5 months.
if i was truly faithful to this blog.it would have been filled with entries, love/hate stories of my life's work, how it changed me, touching goodbyes to my overdue stay in medical, the new department i came into, my newfound struggles there, my recent assessment, hopefully my expected leave from the o+G department, the new phone, the new car im planning to buy, my latest exploits, the upcoming wedding of my friends, my ex-roommate's birthday, my gourmet adventures with my current roommate, my exciting, fun and definitely enriching experiences in the labour room the past month, and how much i miss my university life, and how thankful i am they taught me to be a doctor, especially dr alexander zharkin and the other professors who taught me exactly what i needed to be an accoucher (to this i defer from a friend of mine's comment to me in private that what he learnt did not help him much- it helped me TREMENDOUSLY, in fact, what they taught me was more than what i learnt here).of course, here is where i learned to BE a doctor. take responsibility (however little it is now,thankfully) and train to become a good one, or at least a functional one who knows what he's doing.

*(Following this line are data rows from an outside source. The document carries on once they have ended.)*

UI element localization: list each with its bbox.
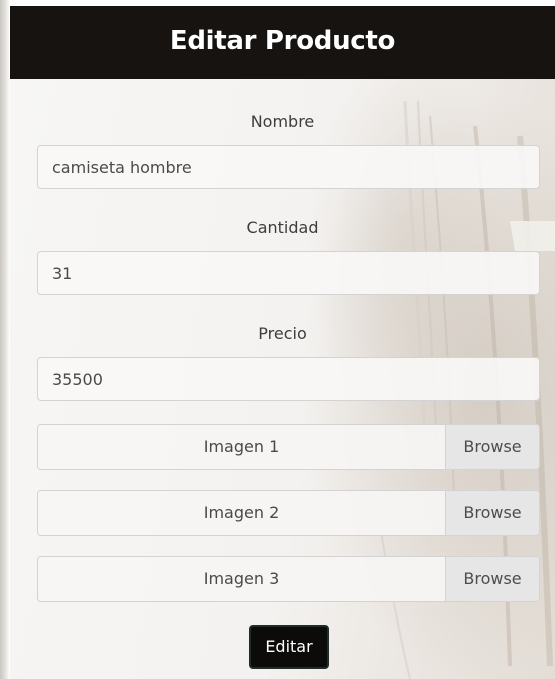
imagen-1-label: Imagen 1 [203, 437, 280, 456]
imagen-3-label: Imagen 3 [203, 569, 280, 588]
card-header: Editar Producto [10, 6, 555, 79]
imagen-1-browse-button[interactable]: Browse [445, 425, 539, 469]
nombre-input[interactable] [37, 145, 540, 189]
edit-product-card: Editar Producto Nombre Cantidad Precio I… [10, 6, 555, 679]
imagen-1-file-input[interactable]: Imagen 1 Browse [37, 424, 540, 470]
imagen-3-browse-button[interactable]: Browse [445, 557, 539, 601]
imagen-2-file-input[interactable]: Imagen 2 Browse [37, 490, 540, 536]
imagen-2-browse-button[interactable]: Browse [445, 491, 539, 535]
editar-button[interactable]: Editar [249, 625, 329, 669]
cantidad-label: Cantidad [246, 218, 319, 237]
window-edge [0, 0, 10, 679]
page-title: Editar Producto [169, 25, 396, 56]
precio-label: Precio [258, 324, 307, 343]
precio-input[interactable] [37, 357, 540, 401]
nombre-label: Nombre [250, 112, 315, 131]
imagen-2-label: Imagen 2 [203, 503, 280, 522]
imagen-3-file-input[interactable]: Imagen 3 Browse [37, 556, 540, 602]
page: Editar Producto Nombre Cantidad Precio I… [0, 0, 555, 679]
cantidad-input[interactable] [37, 251, 540, 295]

my struggles in the medical department taught me the hard way that here i need to learn the local medical jargon, learn how to present them correctly, how to work with the system, and the current local protocols and management.and it works. and also to keep studying. even the consultants take time to read bak once in a while...it'd be egoistic for me not to study just to prove my university taught me well enough.which i did for a short period, for which i hated myself for taking in too deeply coincidentally hearing what some arrogant colleagues of mine thought of the supposedly inferior doctors the government sent to learn in some foreign country or other.

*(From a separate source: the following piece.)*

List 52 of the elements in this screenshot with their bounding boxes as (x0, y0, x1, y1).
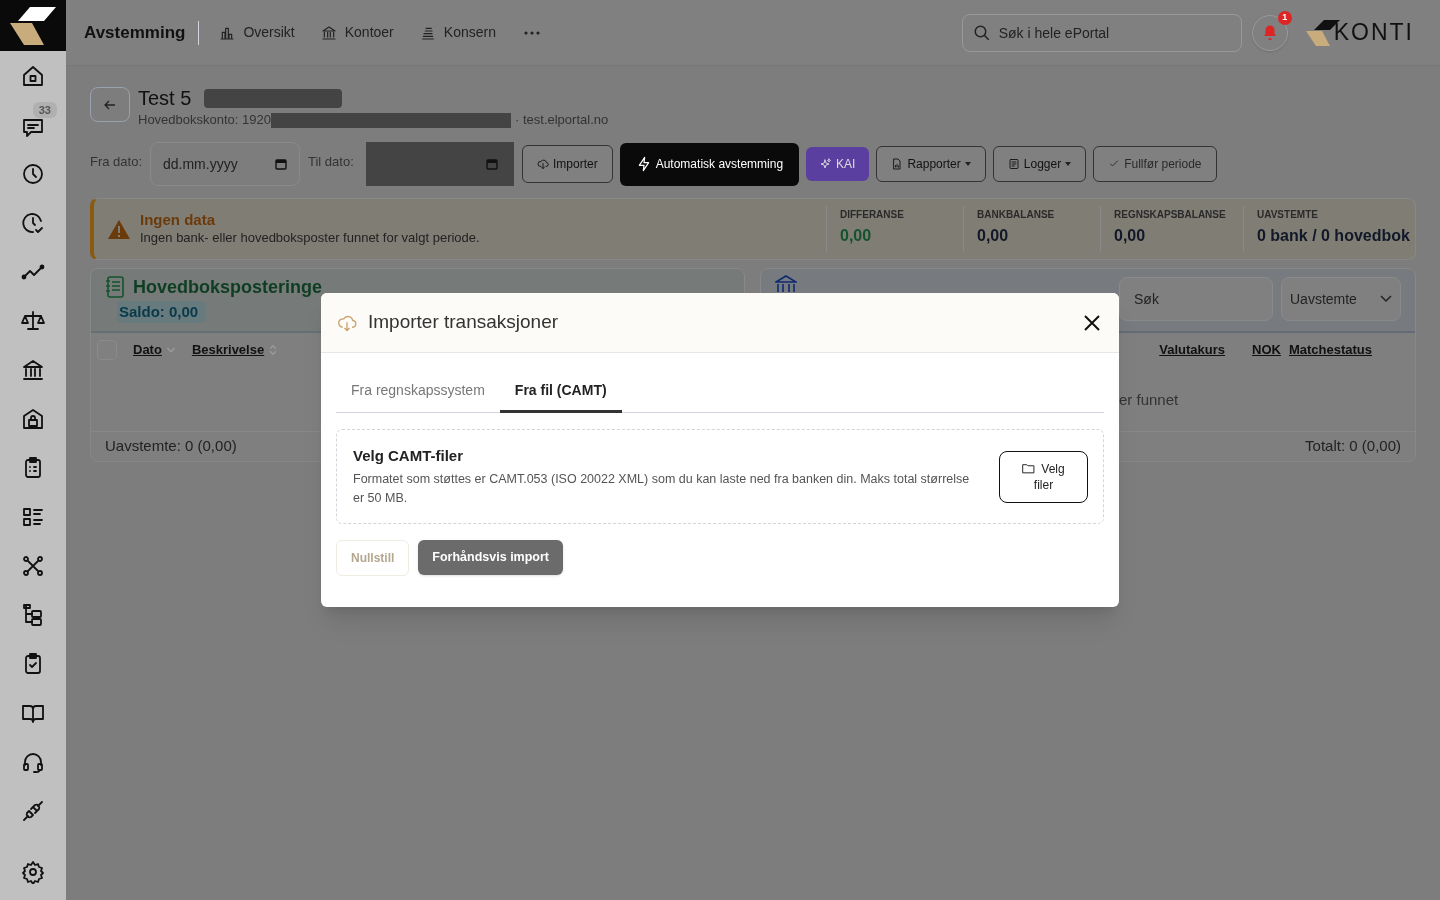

i'm actually smart enough to keep it to myself, brewing it in and occassionally annoying (hopefully not) my roommate- those comments which made some actually nice people into annoying jerks whenever i thought about those few dumb words they talked that day. i mean, it's okay to have pride in your university, but downgrading others just to show you're better? any high school kid can pull that off, and anyone with any common sense can see through that ruse.
the only thing we can do about it though, is to show them what we've got.just give those 'inferior'
docs a few months, and, in my case, i'll be just like any doctor you can point to. sitting with me in that conference room. believe it. (yeah i kinda still hold a grudge- it's a good motivational tool, see)
as for you guys still in my alma mater. have faith and study well.be motivated in learning, which i know most are.try to do the practicals here when you are in the clinical years. we are not high school kids who suddenly become doctors in hospitals. i know my six years were not wasted. i only had to learn the common local terms, investigations, and protocols (which are actually really simple compared to our textbooks)
oh and the original thing i was thinking about:
8 hours a day, no calls, 10 beds 2 housemen, intense cases and lotsa cute babies - LABOUR ROOM ROCKS!